Search code examples
pythonnumpygroupinguniquesequence

Identifying the first element that belongs to different sequences in an array


I have an array (A) of sorted integers which contains ascending sequences with gaps.

A = array([1,2,3,4, 7,8,9, 23,24,25, 100])

I have an array (B) that contains a few values selected from A through an external process.

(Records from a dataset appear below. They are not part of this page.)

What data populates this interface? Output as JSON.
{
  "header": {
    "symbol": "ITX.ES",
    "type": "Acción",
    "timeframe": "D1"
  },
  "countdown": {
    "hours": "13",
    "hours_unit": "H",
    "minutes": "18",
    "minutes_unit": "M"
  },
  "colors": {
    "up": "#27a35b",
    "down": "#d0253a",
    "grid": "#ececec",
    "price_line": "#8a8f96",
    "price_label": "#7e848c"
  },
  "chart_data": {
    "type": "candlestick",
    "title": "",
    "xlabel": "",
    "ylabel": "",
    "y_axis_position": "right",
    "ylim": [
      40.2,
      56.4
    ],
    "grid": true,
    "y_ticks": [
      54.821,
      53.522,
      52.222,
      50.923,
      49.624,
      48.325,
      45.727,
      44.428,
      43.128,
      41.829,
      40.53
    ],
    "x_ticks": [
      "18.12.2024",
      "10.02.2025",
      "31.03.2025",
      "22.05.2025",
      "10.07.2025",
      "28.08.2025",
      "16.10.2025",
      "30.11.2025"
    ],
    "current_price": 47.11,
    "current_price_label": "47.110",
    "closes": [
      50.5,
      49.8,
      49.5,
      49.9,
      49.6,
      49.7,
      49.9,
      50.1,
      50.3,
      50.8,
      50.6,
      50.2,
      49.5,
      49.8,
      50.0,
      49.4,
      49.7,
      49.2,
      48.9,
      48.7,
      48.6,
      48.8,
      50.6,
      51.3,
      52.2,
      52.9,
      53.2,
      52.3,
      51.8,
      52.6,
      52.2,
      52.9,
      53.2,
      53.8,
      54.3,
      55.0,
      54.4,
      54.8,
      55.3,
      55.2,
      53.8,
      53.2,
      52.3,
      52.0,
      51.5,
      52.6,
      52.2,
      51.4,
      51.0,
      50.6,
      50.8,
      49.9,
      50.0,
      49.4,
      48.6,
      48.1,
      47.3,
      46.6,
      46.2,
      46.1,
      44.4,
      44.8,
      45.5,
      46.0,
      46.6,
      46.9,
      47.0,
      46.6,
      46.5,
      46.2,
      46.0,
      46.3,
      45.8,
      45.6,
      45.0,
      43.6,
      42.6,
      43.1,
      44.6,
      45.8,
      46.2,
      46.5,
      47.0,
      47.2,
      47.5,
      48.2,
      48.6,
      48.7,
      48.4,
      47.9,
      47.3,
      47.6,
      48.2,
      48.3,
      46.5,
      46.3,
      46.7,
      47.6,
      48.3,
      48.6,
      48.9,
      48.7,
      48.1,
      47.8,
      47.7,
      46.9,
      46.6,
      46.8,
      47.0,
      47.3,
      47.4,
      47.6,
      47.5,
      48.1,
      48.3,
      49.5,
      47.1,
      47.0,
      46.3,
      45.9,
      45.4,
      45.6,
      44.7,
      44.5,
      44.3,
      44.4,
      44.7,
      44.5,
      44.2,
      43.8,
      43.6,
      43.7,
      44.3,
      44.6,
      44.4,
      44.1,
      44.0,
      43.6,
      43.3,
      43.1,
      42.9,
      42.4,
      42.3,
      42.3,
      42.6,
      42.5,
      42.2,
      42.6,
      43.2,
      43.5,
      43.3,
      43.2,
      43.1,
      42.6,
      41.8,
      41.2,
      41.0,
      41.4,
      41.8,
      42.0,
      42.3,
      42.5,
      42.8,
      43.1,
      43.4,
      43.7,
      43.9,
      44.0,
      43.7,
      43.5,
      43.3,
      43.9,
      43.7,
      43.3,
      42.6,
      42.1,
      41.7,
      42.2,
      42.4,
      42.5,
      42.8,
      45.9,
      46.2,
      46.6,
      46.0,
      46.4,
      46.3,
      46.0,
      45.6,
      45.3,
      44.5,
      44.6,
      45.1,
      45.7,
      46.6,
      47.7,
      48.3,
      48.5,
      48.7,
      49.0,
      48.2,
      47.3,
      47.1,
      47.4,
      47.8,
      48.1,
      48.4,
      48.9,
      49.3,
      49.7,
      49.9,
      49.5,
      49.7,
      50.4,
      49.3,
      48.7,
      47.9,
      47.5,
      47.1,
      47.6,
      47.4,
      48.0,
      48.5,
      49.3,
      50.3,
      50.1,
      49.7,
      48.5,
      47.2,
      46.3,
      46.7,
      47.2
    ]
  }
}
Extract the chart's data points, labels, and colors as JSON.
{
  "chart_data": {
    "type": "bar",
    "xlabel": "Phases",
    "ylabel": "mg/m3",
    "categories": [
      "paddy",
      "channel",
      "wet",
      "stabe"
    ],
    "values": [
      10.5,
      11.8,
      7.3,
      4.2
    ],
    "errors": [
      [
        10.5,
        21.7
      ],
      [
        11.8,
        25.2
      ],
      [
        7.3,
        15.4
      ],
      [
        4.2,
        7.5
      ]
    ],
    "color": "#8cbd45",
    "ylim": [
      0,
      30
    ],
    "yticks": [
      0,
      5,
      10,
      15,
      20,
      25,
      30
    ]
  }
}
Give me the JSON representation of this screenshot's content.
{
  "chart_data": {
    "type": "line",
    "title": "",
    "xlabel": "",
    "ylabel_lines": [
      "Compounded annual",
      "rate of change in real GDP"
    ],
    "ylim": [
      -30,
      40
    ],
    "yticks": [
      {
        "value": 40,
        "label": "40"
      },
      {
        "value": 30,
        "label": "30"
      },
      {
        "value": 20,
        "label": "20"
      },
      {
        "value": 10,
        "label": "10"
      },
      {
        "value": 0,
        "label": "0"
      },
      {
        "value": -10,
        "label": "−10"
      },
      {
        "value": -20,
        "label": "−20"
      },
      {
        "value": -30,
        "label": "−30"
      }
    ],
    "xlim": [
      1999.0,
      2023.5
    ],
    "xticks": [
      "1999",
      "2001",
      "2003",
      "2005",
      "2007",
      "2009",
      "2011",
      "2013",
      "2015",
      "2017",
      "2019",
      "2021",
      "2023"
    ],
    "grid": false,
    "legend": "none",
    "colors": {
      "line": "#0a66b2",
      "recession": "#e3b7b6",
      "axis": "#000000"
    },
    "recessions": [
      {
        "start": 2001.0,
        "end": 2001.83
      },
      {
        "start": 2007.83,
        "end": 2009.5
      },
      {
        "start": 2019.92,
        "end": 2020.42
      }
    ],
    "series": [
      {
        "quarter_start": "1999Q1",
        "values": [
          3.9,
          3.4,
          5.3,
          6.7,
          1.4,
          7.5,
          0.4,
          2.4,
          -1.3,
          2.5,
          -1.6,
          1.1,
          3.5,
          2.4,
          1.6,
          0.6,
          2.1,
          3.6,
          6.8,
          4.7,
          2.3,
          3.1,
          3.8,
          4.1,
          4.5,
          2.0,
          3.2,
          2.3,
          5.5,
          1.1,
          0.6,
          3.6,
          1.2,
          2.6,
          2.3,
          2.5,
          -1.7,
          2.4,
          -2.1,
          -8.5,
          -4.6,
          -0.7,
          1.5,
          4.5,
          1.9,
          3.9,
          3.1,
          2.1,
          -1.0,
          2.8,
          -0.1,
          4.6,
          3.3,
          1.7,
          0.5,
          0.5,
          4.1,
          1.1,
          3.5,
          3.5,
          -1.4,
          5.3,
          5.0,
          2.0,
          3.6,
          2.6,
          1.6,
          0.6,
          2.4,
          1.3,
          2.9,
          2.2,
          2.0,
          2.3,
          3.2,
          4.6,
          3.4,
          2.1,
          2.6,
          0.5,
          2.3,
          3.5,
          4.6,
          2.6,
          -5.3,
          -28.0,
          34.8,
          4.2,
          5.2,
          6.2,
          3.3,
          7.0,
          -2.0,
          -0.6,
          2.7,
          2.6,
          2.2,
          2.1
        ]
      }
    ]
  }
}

B = array([1,2,23,25,100])

I want to filter out values in B that belong to the same sequence in A so it returns only the first values of each unique sequence

C = array([1,23,100])

I have managed to do it by creating a second list to keep track of what has already been appended, but it seems kind of clumsy. I'm wondering if there is a better way to do this?

import numpy as np

A = np.array([1,2,3,4, 7,8,9, 23,24,25, 100])
B = np.array([1,2,23,25,100])
C = []

already_used_sequence = []

for x in enumerate(A):
    if x[0]-x[1] in already_used_sequence : #did we already group this sequence?
        pass
    elif len(np.intersect1d(B, x[1])) is not None: #is this value in B?
        for h in B:
            if h == x[1]: 
                C.append(x[1])
                already_used_sequence.append(x[0]-x[1])
C=np.array(C)

Solution

  • You need a groupby operation, which is not easily done with numpy. One option would be to use :

    import pandas as pd
    
    # convert to pandas Series
    s = pd.Series(A)
    
    # group by successive values
    # keep the first found value per group
    out = s[np.isin(A, B)].groupby(s.diff().gt(1).cumsum()).first().to_numpy()
    

    Output: array([ 1, 23, 100])